I've got a funny means of being motivated, that is, that when I see a need pressed upon me, I fill it. It sucks in many respects, as I've often wished I could blow something off, but I cannot morally allow that to happen. This is making me nervous these days, as my job wants more and more out of me.
Furthermore, I would even go so far as to say that I like each and every single person with whom I work as a teammate with now. That's huge. Things have gotten to the point where everyone is being mature, everyone respects each other, and perhaps most importantly, those who aren't contributing or who stamp out the passion of their coworkers are no longer problems. It's a truly team oriented environment.
However we can't escape from all of the problems that have plagued us so easily, as problems that aren't related to people have been inherited by my team. We're working to surmount those problems by drastic decisive action.
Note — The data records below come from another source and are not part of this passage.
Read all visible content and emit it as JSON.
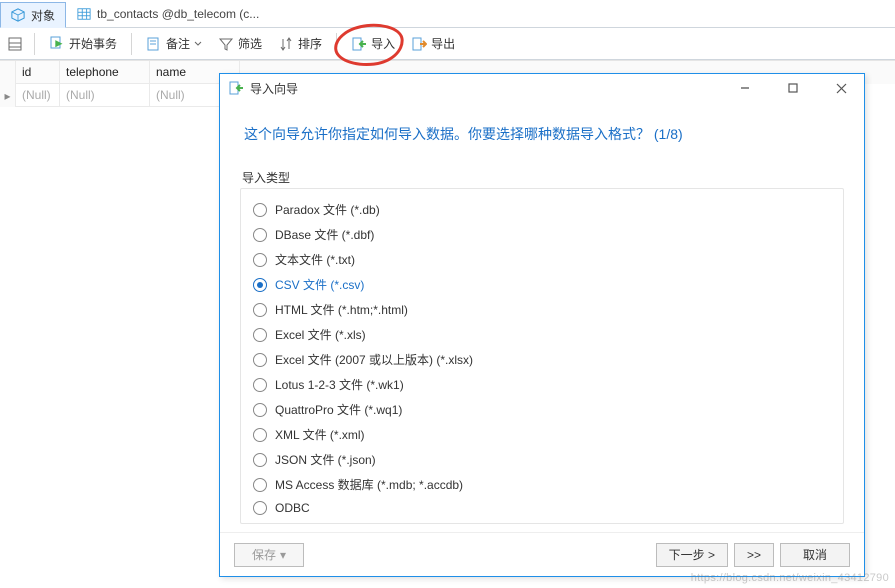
{
  "tabs": {
    "objects": "对象",
    "table": "tb_contacts @db_telecom (c..."
  },
  "toolbar": {
    "begin_tx": "开始事务",
    "memo": "备注",
    "filter": "筛选",
    "sort": "排序",
    "import": "导入",
    "export": "导出"
  },
  "grid": {
    "cols": [
      "id",
      "telephone",
      "name"
    ],
    "row": [
      "(Null)",
      "(Null)",
      "(Null)"
    ]
  },
  "dialog": {
    "title": "导入向导",
    "heading": "这个向导允许你指定如何导入数据。你要选择哪种数据导入格式？ (1/8)",
    "fieldset_label": "导入类型",
    "options": [
      "Paradox 文件 (*.db)",
      "DBase 文件 (*.dbf)",
      "文本文件 (*.txt)",
      "CSV 文件 (*.csv)",
      "HTML 文件 (*.htm;*.html)",
      "Excel 文件 (*.xls)",
      "Excel 文件 (2007 或以上版本) (*.xlsx)",
      "Lotus 1-2-3 文件 (*.wk1)",
      "QuattroPro 文件 (*.wq1)",
      "XML 文件 (*.xml)",
      "JSON 文件 (*.json)",
      "MS Access 数据库 (*.mdb; *.accdb)",
      "ODBC"
    ],
    "selected_index": 3,
    "buttons": {
      "save": "保存",
      "next": "下一步 >",
      "skip": ">>",
      "cancel": "取消"
    }
  },
  "watermark": "https://blog.csdn.net/weixin_43412790",
  "colors": {
    "accent": "#1a6fc7",
    "annotation": "#de3a2f"
  }
}
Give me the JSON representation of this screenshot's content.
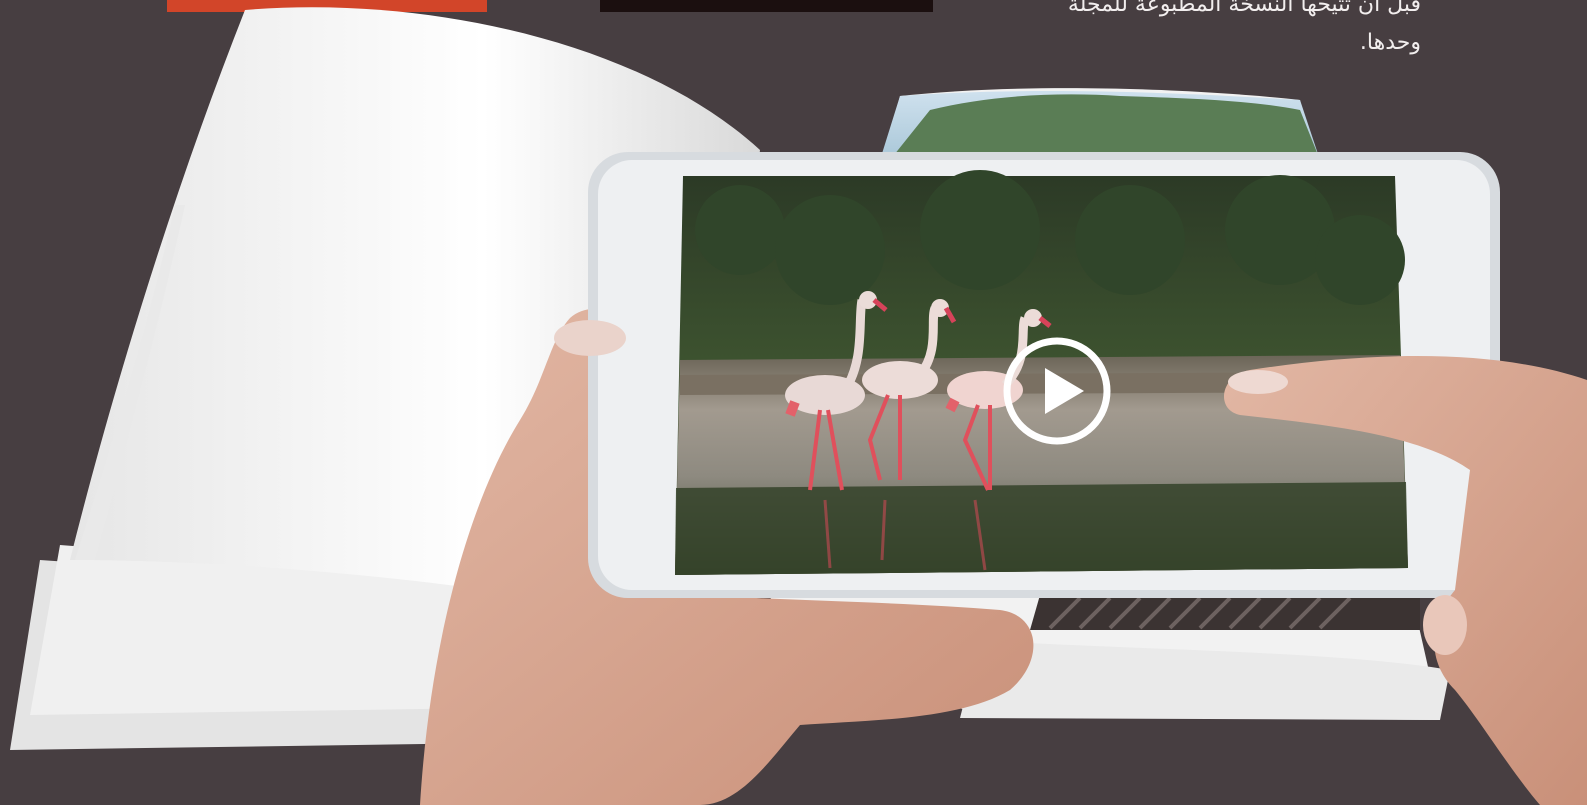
{
  "header": {
    "paragraph_line1": "قبل أن تتيحها النسخة المطبوعة للمجلة",
    "paragraph_line2": "وحدها."
  },
  "colors": {
    "background": "#473e41",
    "accent_red": "#d24529",
    "page_white": "#f4f4f4",
    "phone_white": "#e9ecef",
    "flamingo_pink": "#e8a3a6"
  },
  "icons": {
    "play": "play-icon"
  }
}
Honestly I'm not sure that's enough.
By hook, crook, or flat out bullshit I've been convinced that I'm a "thought leader". This is a dangerous position once you're willing to acknowledge its validity, as one now not only need be careful in how one expresses oneself based on how it reflects on oneself, but the group one represents. Additionally, expressing oneself freely to said group is no longer communication but is molding memes for the group. That's alot of weight.
So, I'm a thought leader, and currently I'm on the hook in some respect or another for three different projects, not because I signed up for it, but because people felt there was no other valid choice in these cases.
This whole meandering tirade may be egotistical, or not, but I do feel the weight upon me.